2011年4月24日星期日

Obama grapples with fate of last 172 prisoners

Barack Obama's inability to shut Guantánamo Bay – more than two years after he ordered its closure – has become a symbol to many of the gap between the promise rift gold and rhetoric of his early presidency and the brutal realpolitik that quickly engulfed him.

Nearly a decade after the extrajudicial prison camp opened, 172 of its 779 inmates are still marooned there and Obama – who faced 240 captives when he came to office – has admitted it's not likely to close any time soon. The leaked Guantánamo files offer an insight into why.

According to , those still held fall roughly into three groups: the bad, the unprosecutable and the homeless. Some were active terrorists but others merely fought for the Taliban when the US invaded Afghanistan after 9/11.

The so-called "worst of the worst" are 40 inmates who have been or may yet be prosecuted. They include members of the "Dirty 30" alleged to have been Osama bin Laden's bodyguards, plus those claimed to belong to his inner circle.
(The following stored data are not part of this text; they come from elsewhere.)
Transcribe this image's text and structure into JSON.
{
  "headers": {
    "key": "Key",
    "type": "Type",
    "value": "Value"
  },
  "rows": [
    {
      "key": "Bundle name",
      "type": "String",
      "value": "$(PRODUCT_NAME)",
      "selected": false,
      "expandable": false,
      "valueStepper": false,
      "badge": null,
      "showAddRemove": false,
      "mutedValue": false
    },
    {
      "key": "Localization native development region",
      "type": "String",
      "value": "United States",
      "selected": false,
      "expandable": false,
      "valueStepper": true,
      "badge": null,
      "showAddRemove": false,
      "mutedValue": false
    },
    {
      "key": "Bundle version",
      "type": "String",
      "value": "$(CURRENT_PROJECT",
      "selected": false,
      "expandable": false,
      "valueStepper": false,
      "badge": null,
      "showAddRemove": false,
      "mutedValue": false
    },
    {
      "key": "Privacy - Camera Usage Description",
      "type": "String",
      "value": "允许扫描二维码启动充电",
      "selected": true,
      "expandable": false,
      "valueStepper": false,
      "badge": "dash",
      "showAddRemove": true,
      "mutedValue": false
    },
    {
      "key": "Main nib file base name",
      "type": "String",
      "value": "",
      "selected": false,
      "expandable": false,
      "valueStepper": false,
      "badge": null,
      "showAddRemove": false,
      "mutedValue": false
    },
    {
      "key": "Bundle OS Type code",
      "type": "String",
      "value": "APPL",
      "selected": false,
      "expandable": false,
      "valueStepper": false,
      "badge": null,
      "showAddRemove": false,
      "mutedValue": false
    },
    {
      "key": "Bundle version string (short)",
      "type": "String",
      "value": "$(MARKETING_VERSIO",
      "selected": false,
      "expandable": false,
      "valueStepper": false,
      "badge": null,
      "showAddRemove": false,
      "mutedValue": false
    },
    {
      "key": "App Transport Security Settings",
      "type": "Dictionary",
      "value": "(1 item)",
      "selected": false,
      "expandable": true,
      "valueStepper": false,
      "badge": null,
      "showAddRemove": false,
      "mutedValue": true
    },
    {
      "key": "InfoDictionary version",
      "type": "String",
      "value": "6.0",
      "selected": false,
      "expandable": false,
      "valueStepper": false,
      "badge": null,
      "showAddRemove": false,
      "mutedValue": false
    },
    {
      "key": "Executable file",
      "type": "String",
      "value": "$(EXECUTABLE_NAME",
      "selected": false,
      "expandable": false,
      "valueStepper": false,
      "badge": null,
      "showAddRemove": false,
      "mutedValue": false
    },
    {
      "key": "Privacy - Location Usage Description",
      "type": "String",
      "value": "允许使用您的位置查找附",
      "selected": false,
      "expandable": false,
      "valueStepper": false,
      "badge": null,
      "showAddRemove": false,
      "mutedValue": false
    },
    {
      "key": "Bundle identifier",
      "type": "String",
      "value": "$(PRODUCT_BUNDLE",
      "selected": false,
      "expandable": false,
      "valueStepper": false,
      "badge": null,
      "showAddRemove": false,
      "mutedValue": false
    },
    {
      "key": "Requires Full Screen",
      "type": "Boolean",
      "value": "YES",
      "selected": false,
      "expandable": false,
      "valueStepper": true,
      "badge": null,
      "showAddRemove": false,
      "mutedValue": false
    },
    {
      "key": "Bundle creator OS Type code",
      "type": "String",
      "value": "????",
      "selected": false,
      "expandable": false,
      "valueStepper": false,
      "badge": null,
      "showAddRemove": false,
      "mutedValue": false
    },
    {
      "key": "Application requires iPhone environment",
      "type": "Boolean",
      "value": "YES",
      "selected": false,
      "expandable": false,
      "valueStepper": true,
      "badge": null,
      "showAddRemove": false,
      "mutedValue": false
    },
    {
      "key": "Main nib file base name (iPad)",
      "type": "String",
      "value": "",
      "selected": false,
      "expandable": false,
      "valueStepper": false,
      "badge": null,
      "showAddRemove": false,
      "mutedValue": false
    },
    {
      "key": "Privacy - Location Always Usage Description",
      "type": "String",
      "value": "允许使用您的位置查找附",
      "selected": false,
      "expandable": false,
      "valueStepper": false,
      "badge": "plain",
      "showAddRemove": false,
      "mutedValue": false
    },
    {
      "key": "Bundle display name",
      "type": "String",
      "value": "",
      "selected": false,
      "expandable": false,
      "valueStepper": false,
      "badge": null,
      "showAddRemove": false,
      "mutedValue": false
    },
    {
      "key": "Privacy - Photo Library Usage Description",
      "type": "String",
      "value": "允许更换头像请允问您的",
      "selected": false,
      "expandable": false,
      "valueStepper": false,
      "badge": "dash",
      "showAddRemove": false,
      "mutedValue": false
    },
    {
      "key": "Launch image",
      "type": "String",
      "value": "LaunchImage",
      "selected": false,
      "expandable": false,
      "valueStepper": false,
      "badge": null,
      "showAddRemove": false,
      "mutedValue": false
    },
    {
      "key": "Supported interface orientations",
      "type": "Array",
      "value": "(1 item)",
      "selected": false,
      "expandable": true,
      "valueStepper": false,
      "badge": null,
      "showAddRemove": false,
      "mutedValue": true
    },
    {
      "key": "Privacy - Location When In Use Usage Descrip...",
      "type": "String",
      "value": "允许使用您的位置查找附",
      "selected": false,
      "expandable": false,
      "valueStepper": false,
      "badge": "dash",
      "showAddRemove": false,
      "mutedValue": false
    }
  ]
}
At their head is Khalid Sheikh Mohammed, 51, whose scowling, battered-looking mugshot from his 2003 capture has become a familiar news staple. According to his 15-page prison dossier, "KSM", who grew up in Kuwait, told a fellow plotter that the 11 September 2001 attacks had been his "dream and life's work". He was repeatedly waterboarded in a CIA prison.

Obama has had to abandon his idea of putting "KSM" and four others on trial in New York near the site of Ground Zero. They may face a military tribunal at Guantánamo instead. The five are locked up in Camp 7, a high-security cage. They are among 14 "high-value detainees" extracted from secret CIA prisons in 2006 and flown to Cuba. Two others in the group were also waterboarded, according to admissions.

One was Muhammad al-Nashiri, listed as "one of the highest-ranking, most skilled and dangerous al-Qaida operatives captured to date". The Saudi inmate is accused of more than a dozen terror plots, including attempts to blow up the British embassy in Yemen and UK warships at Gibraltar.

His file says: "He had personally chosen the UK military base in Gibraltar to be the target for the operation … He had seen a news documentary on the base and thought it was a good target." But Moroccan intelligence arrested a local team over the Gibraltar plot in 2002 and Nashiri was subsequently picked up in Dubai and turned over to the CIA for "enhanced interrogation".

In one of its more bizarre passages,rift gold his dossier says: "Detainee is so dedicated to jihad that he reportedly received injections to promote impotence and recommended the injections to others so more time could be spent on the jihad."